Daniel Ortega, a former Marxist revolutionary and US Cold War foe, edged towards a dramatic comeback victory in Nicaragua's presidential election, early results showed Monday.
With returns in from almost 15 percent of polling stations, 60-year-old Ortega had just above the 40 percent mark that would seal a first-round win.
Thousands of Ortega's Sandinista supporters set off fireworks and raced through the streets waving black-and-red party flags.
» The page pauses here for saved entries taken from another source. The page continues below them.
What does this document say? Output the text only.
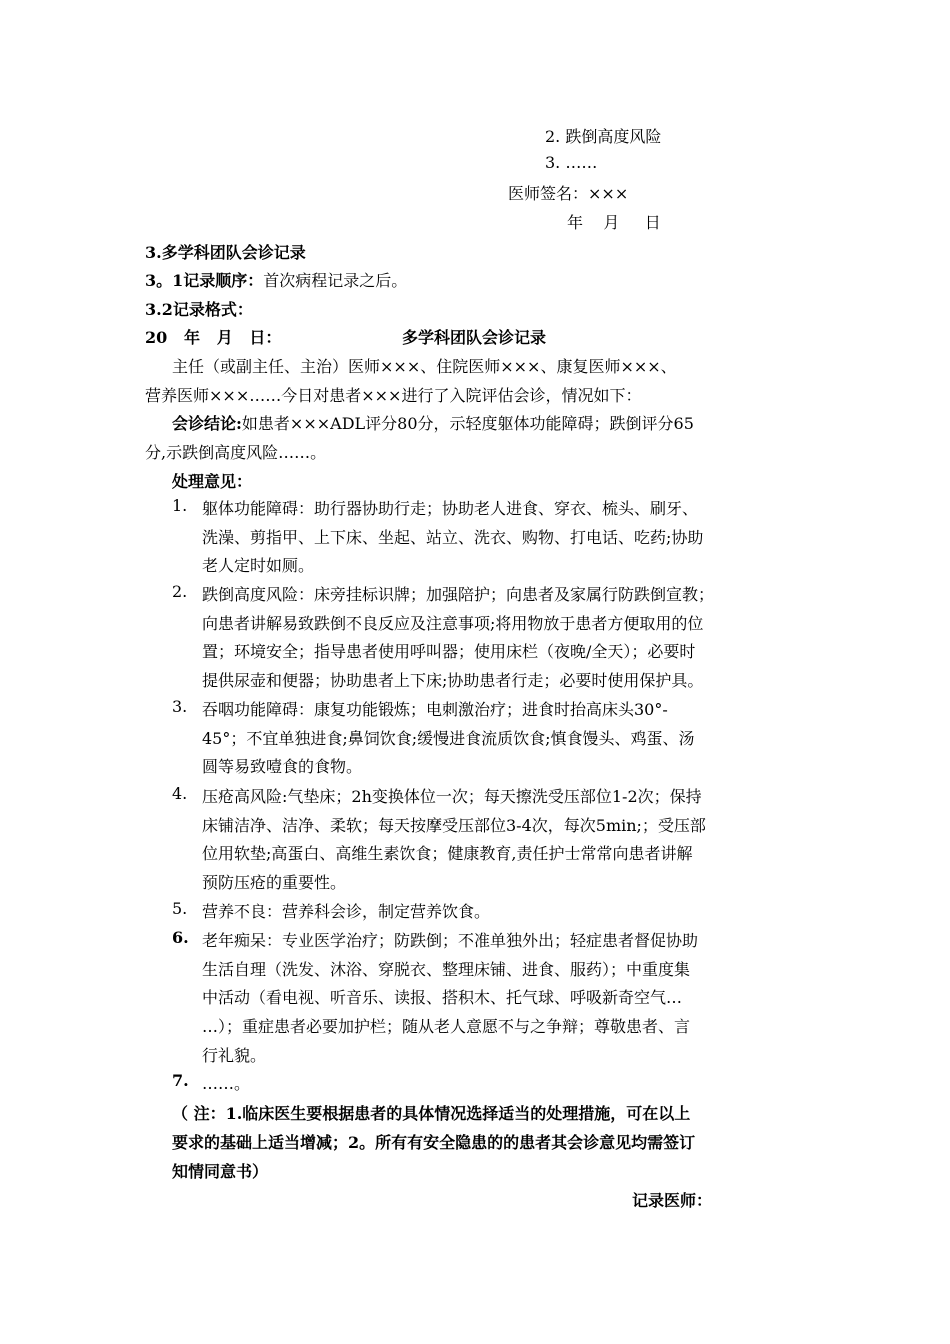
2. 跌倒高度风险
3. ……
医师签名：×××
年    月     日
3.多学科团队会诊记录
3。1记录顺序：首次病程记录之后。
3.2记录格式：
20   年   月   日：	多学科团队会诊记录
主任（或副主任、主治）医师×××、住院医师×××、康复医师×××、
营养医师×××……今日对患者×××进行了入院评估会诊，情况如下：
会诊结论:如患者×××ADL评分80分，示轻度躯体功能障碍；跌倒评分65
分,示跌倒高度风险……。
处理意见：
1. 躯体功能障碍：助行器协助行走；协助老人进食、穿衣、梳头、刷牙、
洗澡、剪指甲、上下床、坐起、站立、洗衣、购物、打电话、吃药;协助
老人定时如厕。
2. 跌倒高度风险：床旁挂标识牌；加强陪护；向患者及家属行防跌倒宣教；
向患者讲解易致跌倒不良反应及注意事项;将用物放于患者方便取用的位
置；环境安全；指导患者使用呼叫器；使用床栏（夜晚/全天）；必要时
提供尿壶和便器；协助患者上下床;协助患者行走；必要时使用保护具。
3. 吞咽功能障碍：康复功能锻炼；电刺激治疗；进食时抬高床头30°-
45°；不宜单独进食;鼻饲饮食;缓慢进食流质饮食;慎食馒头、鸡蛋、汤
圆等易致噎食的食物。
4. 压疮高风险:气垫床；2h变换体位一次；每天擦洗受压部位1-2次；保持
床铺洁净、洁净、柔软；每天按摩受压部位3-4次，每次5min;；受压部
位用软垫;高蛋白、高维生素饮食；健康教育,责任护士常常向患者讲解
预防压疮的重要性。
5. 营养不良：营养科会诊，制定营养饮食。
6. 老年痴呆：专业医学治疗；防跌倒；不准单独外出；轻症患者督促协助
生活自理（洗发、沐浴、穿脱衣、整理床铺、进食、服药）；中重度集
中活动（看电视、听音乐、读报、搭积木、托气球、呼吸新奇空气…
…）；重症患者必要加护栏；随从老人意愿不与之争辩；尊敬患者、言
行礼貌。
7. ……。
（ 注：1.临床医生要根据患者的具体情况选择适当的处理措施，可在以上
要求的基础上适当增减；2。所有有安全隐患的的患者其会诊意见均需签订
知情同意书）
记录医师：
Senior party members hugged each other, some of them crying with joy, at a party in the capital Managua.
Conservative rival Eduardo Montealegre, who was Washington's favored candidate, trailed on 33.3 percent from Sunday's vote, although he gained some ground from earlier returns and insisted he would force a runoff vote next month.
Ortega, who would almost certainly lose if the race goes to a second round, would also win outright with 35 percent support and a lead of at least 5 points over his closest rival.
Montealegre refused to concede defeat and said the election was loaded with irregularities.
"In a democracy, that is unacceptable ... We are going to a second round," he told supporters.
US officials in Nicaragua said they found irregularities in voting on Sunday and refused to back the election until the returns were in and problems of polling stations opening late and closing early were investigated.
Roberto Rivas, head of Nicaragua's top electoral body, insisted it was a clean, transparent election.
It was Ortega's third comeback attempt since 1990, when his revolutionary Sandinista government was toppled by voters weary of a deep economic crisis and a brutal 1980s civil war against Contra rebels trained and financed by the United States.
"We have to leave behind all the serious problems our country has suffered in the past, and move forward," said Ortega's vice-presidential running mate Jaime Morales, a former Contra leader who joined his old enemy's camp early this year.
Anti-US block
Ortega led the revolution that toppled US-backed dictator Anastasio Somoza in 1979 and then built an alliance with the Soviet Union and Cuba as the beautiful Central American nation of tropical rain forests, volcanoes and lakes became a Cold War battleground.
An Ortega victory would be a heavy blow to the US Government, which had warned Nicaraguan voters of a possible cut in aid and investment if the leftist was returned to power.
Although he has toned down his leftist rhetoric since the 1980s, Washington worries Ortega will team up with Venezuelan President Hugo Chavez and Cuban President Fidel Castro in the anti-US bloc of Latin American leaders if he wins.
The initial result showed Ortega was on 40.04 percent and Jose Rizo of the ruling Liberal Party trailed way behind in third.
If he fails to win outright, Ortega is expected to lose a runoff as many conservatives who voted for Rizo would switch to Montealegre. Victory for Ortega would end 16 years of rule by conservative governments that enjoyed US support and pushed through free market reforms but failed to tackle crippling poverty.
The conservatives had kept Ortega out of power by fielding a single candidate every time but they were divided at this election, giving him his best chance of a triumphant return.
Ortega is Nicaragua's most divisive figure, despised by many but backed by those who still identify with Sandinista health and education programs that briefly eased poverty before the civil war and a US embargo wrecked the economy.
"They never let Ortega govern," Managua resident Adela Martinez said of Washington and the Contras. "Let's give him another chance."
Critics still remember the bloodshed, rations, hyperinflation and hard-line policies under Sandinista rule.